Oil filled vibration damper
Oil filled vibration damper
(OP)
What is the best way of designing an oil filled vibration damper ? The frequency range of concern is perhaps 30-80Hz, at low amplitude (0-.001"). Should such a damper utilize a relatively long viscous restriction or is a short orifice good enough ? According to my edition of the Vibration Handbook (Harris & Crede), there is a rapid increase in damping as a function of frequency in this type of damper. Also, does anyone know of any textbooks/papers covering this subject? I haven't found much on the web.





RE: Oil filled vibration damper
I don't thonk you'll find much on the web, we use hydraulic engine mounts which have tuned channels for the damping, and designing them seems to be a black art.
Cheers
Greg Locock
RE: Oil filled vibration damper
I am obviously going to have to make one and test it, but I was just wondering what direction to go in.
RE: Oil filled vibration damper
I anxiously await further discussion in this thread.
My feeling (and it's just that, nothing more) is seal friction effects may be detrimental to what you are trying to accomplish and you'll have better luck with the gap viscous loss approach.

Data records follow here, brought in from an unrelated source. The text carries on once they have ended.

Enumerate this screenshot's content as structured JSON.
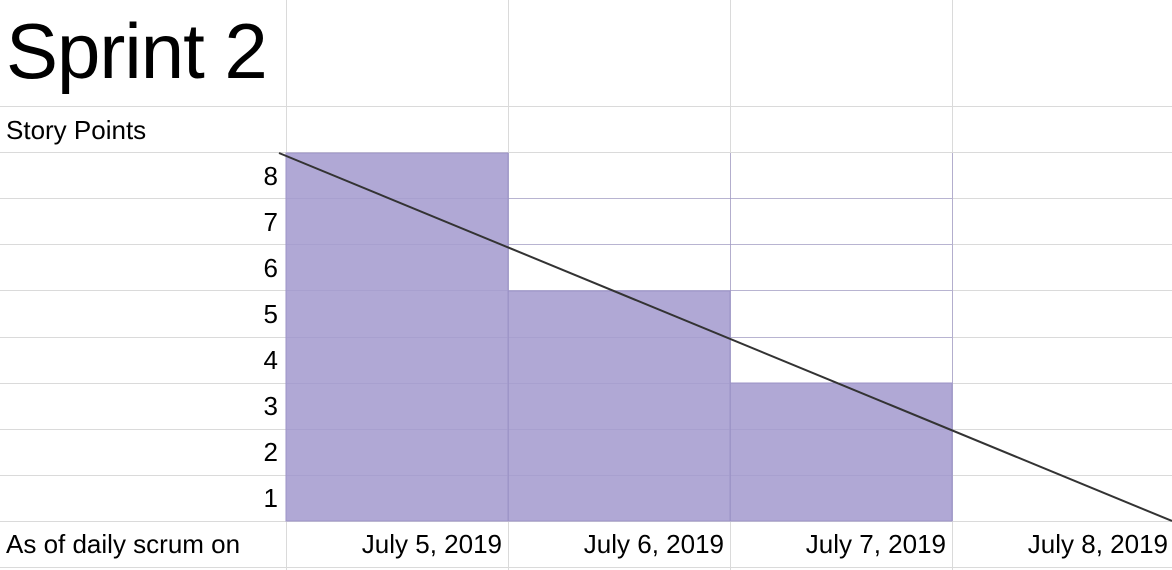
{
  "sheet": {
    "title": "Sprint 2",
    "ylabel": "Story Points",
    "xlabel": "As of daily scrum on"
  },
  "chart_data": {
    "type": "bar",
    "title": "Sprint 2",
    "ylabel": "Story Points",
    "xlabel": "As of daily scrum on",
    "categories": [
      "July 5, 2019",
      "July 6, 2019",
      "July 7, 2019",
      "July 8, 2019"
    ],
    "series": [
      {
        "values": [
          8,
          5,
          3,
          0
        ],
        "color": "#b0a8d5"
      }
    ],
    "ideal_line": {
      "start": 8,
      "end": 0
    },
    "yticks": [
      1,
      2,
      3,
      4,
      5,
      6,
      7,
      8
    ],
    "ylim": [
      0,
      8
    ],
    "grid": true
  },
  "colors": {
    "bar": "#b0a8d5",
    "bar_edge": "#9c93c7",
    "grid": "#dadada",
    "line": "#333333"
  }
}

RE: Oil filled vibration damper
Our hydromounts use rubber as the spring and seal (ie no stiction problem), and then an inertia tuned spiral channel to get the damping. This is coupled to the main fluid chamber via another spring, in effect (actually a diaphragm).
The system model has upwards of 50 elements... and correlation is good enough across the frequency range 5-300 Hz.
I don't like the sound of your friction pad, because of stiction and wear.
The most foolproof solution would be a dashpot, maybe with some ancillary ports if you want to get fancy. How critical is this thing? How will you cope with variations in viscousity with temperature?
Cheers
Greg Locock
RE: Oil filled vibration damper
RE: Oil filled vibration damper
OK, first problem is that your vibrations are small, and frequencies are low, so the velocities are small. Stiction will be your biggest problem in this scenario, I suspect. I think you'll be in the 'roll back' portion of any sliding seal - ie you might as well go with a bonded elastomer joint. With such small deflections I think you'll struggle with any fancy valving unless you can get the fluid velocity up by using a piston and a small orifice.
I've never designed a dashpot - where does this frequency dependent behaviour come from? just omega*x?
Cheers
Greg Locock
RE: Oil filled vibration damper
RE: Oil filled vibration damper
Having read this thread, I am wondering whether a viscous damper is required at all.
To summarise, you have a large machine weighing several tonnes, producing low amplitude vibration in the range 30-80Hz, and you wish to damp or isolate this vibration. Freedom to move in a lateral plane is also required.
Hydraulically damped mountings tend to be tuned to produce maximum damping in the 10-30 hz range, but at higher frequencies the damping is usually little different from an undamped elastomer mounting.
If you want hydraulically damped mountings, then ContiTech, Lord, and Trelleborg have a range of machine mountings, but I'm not sure that they will allow much lateral movement. A damped elastomer bush will damp in the radial (loaded) direction, with low axial stiffness, but the only 'industrial' bush design I am aware of is made by Freudenberg (simrit). These are limted to about 400kg static load, and again the peak damping is in the 18-20 Hz region, so I'm not sure how effective these would be in your application.
Depending upon the movement required, it sounds like like a good application for a laminated rubber bearing / compression pad. If you aim for a vertical natural frequency of about 10Hz (not difficult), then the transmissibility should be no more than 15%, and the natural hysteresis of the material will provide some damping. Laminated rubber bearings are relatively soft in shear, and can easily accomodate shear strains of 50%.
Does this sound like an option?
Regards
Tom
RE: Oil filled vibration damper
Greg Locock: I read about the frequency dependent behavior in Harris & Crede - it is apparently a very marked effect and they give a graph (experimentally derived). It seems to be related to the inertia of the oil in the viscous gap. Presumably it can be compensated for (up to a point) by using a bigger gap.